CVCs have the advantage of ease of placement, but their complication rate is unacceptably high, so AVGs should be used instead. It is also believed that an AVG should be placed only five to six weeks before the anticipated initiation of dialysis because of shortened and limited patency compared with an AVF, but prospective studies are needed to ascertain optimal timing of graft placement.
Optimizing AVF Use
When an AVF is possible, on the other hand, it should be placed well before the anticipated start of dialysis, as about two months will be required for it to fully mature in most patients.
As a fistula will remain patent for a long time if properly done, it can be placed earlier than an AVG, probably when dialysis is anticipated to be required in six months.
In anticipating dialysis initiation, one should be guided by the progression of renal failure rather than any particular glomerular filtration rate (GFR).
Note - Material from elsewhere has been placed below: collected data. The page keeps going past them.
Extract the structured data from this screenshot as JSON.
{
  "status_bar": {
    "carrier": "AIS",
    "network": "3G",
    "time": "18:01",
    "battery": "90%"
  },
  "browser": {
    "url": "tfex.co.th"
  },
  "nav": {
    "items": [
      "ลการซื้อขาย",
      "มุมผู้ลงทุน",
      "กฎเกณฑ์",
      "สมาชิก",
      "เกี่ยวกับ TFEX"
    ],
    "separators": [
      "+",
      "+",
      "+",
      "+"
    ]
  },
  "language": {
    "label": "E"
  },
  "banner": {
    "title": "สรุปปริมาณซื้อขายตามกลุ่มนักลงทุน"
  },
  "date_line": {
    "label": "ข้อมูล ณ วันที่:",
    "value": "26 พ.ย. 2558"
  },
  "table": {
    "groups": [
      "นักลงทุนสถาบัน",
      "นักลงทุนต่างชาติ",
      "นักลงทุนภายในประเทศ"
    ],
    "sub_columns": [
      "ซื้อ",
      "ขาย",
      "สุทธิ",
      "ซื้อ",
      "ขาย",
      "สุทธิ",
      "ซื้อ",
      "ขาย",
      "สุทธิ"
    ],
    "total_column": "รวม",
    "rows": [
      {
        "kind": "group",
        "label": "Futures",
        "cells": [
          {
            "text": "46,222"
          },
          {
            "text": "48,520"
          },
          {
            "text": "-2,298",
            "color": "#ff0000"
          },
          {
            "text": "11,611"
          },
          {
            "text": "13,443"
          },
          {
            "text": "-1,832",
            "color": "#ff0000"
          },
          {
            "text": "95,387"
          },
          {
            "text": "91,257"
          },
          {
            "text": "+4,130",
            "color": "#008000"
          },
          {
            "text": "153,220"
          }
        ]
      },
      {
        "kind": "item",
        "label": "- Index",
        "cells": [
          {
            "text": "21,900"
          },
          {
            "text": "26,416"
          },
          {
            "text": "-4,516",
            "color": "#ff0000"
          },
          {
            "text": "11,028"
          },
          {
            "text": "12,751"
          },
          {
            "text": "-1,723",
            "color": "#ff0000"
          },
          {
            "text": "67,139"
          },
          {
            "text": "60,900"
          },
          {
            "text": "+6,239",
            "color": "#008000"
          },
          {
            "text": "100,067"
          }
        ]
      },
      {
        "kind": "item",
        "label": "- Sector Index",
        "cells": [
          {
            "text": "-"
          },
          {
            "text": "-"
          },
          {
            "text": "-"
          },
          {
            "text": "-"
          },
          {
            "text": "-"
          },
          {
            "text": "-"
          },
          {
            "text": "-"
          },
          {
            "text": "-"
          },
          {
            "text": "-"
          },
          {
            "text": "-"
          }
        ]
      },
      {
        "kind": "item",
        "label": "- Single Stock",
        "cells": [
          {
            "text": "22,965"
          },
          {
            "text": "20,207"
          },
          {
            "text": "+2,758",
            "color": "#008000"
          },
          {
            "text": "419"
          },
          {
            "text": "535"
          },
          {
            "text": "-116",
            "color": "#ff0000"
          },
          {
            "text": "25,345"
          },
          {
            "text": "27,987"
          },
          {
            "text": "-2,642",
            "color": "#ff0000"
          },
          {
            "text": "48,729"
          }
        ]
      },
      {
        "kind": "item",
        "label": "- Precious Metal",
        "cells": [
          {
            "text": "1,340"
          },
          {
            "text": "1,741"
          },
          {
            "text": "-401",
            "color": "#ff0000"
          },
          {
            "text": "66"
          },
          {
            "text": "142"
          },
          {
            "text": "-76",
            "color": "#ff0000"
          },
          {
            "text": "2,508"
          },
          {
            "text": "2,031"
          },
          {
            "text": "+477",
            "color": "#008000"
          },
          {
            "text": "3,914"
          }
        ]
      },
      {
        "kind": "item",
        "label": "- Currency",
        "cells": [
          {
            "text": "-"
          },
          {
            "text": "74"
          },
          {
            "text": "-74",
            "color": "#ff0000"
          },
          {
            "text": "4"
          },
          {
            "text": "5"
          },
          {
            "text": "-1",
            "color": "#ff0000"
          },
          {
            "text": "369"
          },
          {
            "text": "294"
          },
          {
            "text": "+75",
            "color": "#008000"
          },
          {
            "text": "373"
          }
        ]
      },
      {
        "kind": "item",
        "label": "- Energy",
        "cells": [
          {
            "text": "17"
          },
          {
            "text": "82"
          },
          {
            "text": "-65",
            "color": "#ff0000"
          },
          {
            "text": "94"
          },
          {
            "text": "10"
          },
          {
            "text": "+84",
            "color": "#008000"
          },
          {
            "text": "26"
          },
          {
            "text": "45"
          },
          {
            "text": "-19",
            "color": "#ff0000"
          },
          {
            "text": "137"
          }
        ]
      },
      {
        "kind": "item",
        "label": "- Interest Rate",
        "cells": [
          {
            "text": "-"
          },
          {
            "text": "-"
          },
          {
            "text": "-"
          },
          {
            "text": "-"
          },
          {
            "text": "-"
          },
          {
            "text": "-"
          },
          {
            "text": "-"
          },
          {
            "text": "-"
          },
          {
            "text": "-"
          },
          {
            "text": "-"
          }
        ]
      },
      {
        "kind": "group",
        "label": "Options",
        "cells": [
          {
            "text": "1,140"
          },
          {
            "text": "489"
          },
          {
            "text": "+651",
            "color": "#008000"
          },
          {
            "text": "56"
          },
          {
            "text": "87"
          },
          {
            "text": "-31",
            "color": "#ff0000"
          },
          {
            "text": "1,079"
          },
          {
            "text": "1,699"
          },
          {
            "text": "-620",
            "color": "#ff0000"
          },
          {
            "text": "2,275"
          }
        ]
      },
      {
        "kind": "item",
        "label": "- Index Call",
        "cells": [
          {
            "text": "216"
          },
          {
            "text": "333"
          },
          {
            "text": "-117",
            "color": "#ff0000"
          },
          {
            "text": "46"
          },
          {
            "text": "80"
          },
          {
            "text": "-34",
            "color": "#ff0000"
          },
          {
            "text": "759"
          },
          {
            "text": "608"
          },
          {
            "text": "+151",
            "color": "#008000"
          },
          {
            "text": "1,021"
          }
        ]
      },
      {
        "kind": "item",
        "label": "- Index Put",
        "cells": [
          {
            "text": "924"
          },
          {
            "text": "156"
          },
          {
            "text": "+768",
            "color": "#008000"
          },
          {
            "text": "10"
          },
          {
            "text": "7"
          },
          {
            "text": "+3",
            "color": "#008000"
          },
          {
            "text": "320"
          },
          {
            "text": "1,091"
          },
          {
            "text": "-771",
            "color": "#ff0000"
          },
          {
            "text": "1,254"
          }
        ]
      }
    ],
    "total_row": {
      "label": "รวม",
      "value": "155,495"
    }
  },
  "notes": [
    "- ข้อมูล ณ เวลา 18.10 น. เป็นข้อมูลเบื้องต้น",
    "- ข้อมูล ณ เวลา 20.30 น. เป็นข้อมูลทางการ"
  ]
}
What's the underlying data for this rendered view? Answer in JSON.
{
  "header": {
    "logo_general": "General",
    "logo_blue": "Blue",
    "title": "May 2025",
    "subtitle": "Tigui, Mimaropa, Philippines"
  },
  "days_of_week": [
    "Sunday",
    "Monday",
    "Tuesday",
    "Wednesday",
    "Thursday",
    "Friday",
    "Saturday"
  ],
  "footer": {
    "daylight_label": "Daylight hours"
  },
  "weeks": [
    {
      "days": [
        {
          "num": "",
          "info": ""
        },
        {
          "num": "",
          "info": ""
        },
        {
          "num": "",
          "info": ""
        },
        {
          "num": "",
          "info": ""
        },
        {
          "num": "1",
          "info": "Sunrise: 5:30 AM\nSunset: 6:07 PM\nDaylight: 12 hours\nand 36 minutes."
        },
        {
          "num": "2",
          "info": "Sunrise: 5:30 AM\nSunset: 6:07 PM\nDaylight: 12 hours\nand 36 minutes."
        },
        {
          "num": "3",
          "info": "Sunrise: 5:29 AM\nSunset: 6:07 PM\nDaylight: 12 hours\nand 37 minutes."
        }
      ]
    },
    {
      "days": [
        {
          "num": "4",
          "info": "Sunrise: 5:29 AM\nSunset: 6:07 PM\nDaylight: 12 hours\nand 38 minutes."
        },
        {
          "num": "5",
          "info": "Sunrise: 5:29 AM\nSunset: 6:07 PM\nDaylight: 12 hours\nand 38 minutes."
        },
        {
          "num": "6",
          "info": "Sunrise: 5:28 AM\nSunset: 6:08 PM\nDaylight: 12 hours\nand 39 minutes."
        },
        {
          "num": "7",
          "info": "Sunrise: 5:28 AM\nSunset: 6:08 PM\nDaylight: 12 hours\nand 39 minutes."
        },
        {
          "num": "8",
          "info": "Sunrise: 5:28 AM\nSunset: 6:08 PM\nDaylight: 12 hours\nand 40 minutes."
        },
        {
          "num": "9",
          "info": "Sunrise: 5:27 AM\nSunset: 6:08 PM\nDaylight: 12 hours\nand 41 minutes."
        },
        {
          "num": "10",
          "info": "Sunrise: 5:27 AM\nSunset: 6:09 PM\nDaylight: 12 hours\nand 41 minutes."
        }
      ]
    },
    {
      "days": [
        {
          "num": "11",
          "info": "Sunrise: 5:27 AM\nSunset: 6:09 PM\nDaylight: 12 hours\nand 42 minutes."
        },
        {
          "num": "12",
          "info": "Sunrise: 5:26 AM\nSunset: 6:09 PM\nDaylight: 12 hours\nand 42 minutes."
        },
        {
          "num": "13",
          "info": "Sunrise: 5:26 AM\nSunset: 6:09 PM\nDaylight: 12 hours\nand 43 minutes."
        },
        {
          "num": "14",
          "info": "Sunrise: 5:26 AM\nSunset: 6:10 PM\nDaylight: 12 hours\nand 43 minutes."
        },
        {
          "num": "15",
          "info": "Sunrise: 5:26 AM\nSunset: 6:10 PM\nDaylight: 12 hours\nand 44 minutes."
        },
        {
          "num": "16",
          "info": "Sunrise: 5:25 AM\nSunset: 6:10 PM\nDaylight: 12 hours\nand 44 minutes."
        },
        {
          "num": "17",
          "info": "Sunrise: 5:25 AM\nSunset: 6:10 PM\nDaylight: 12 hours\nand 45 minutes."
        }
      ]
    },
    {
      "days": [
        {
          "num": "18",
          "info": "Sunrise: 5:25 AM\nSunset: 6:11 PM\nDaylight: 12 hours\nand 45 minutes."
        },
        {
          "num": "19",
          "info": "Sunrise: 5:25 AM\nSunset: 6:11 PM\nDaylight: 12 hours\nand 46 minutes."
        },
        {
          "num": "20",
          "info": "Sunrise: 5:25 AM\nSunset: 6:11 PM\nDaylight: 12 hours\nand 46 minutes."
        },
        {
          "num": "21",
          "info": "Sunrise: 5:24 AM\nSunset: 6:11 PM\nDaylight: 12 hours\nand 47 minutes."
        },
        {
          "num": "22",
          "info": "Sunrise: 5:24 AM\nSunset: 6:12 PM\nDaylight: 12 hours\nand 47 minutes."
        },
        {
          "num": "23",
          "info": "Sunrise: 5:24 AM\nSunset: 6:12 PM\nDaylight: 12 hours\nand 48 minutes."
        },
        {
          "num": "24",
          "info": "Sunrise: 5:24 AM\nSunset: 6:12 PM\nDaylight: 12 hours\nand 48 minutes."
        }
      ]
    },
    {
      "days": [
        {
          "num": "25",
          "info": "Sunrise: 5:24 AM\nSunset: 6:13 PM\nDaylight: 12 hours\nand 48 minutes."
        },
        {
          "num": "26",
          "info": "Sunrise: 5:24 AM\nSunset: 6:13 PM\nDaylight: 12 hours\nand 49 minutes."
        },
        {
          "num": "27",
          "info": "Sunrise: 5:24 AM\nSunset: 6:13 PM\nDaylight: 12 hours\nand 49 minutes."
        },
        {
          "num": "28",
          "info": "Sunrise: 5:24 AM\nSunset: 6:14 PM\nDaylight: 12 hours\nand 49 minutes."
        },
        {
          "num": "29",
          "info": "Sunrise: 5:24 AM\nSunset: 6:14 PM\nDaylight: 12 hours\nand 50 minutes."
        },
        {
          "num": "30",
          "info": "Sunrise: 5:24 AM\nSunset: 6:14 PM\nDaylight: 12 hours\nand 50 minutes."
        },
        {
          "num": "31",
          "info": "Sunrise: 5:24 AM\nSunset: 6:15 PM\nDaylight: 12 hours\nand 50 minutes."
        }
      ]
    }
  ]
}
Patients progress at different rates, and a few may never require renal replacement therapy.
Most CKD patients are treated by a primary care physician, and educating these physicians about early referral to a nephrologist is crucial to success. A large majority of patients continue to be referred to a nephrologist within one month or less of requiring dialysis, and, under those circumstances, the only option may be to start treatment with a catheter. As discussed earlier, that is one factor behind the rate of catheter use.
Internists and primary care physicians should be assured that early referral to a nephrologist does not mean loss of the patient but rather the opportunity to have a joint strategy for optimal treatment.
Also, the preservation of a fistula or graft is crucial. The National Kidney Foundation Kidney Disease Outcomes Quality Initiative (NKF KDOQI) Clinical Practice Guidelines for Vascular Access beautifully suggest that the access examination take place in three steps: look, touch, and listen.
This recommendation should be followed at every unit for every single patient before dialysis is initiated. Its importance should be emphasized to members of the dialysis staff, and training should be provided.
The guidelines also recommend periodic surveillance of the access by techniques such as Doppler ultrasound, ultrasound dilution, and in-line dialysance. These techniques are probably useful in anticipating the problems that may occur in the near future so a preemptive correction can be made, but a recent meta-analysis and systematic review failed to show a clear advantage for any one technique over the others.5
Vascular access is vital to the well-being of a hemodialysis patient. It requires early coordination between primary care physicians and nephrologists and, once a patient is on dialysis, a well-coordinated and proactive approach to the surveillance and preservation of access. A dedicated dialysis team should work in close cooperation with vascular surgeons and interventional radiologists or interventional nephrologists.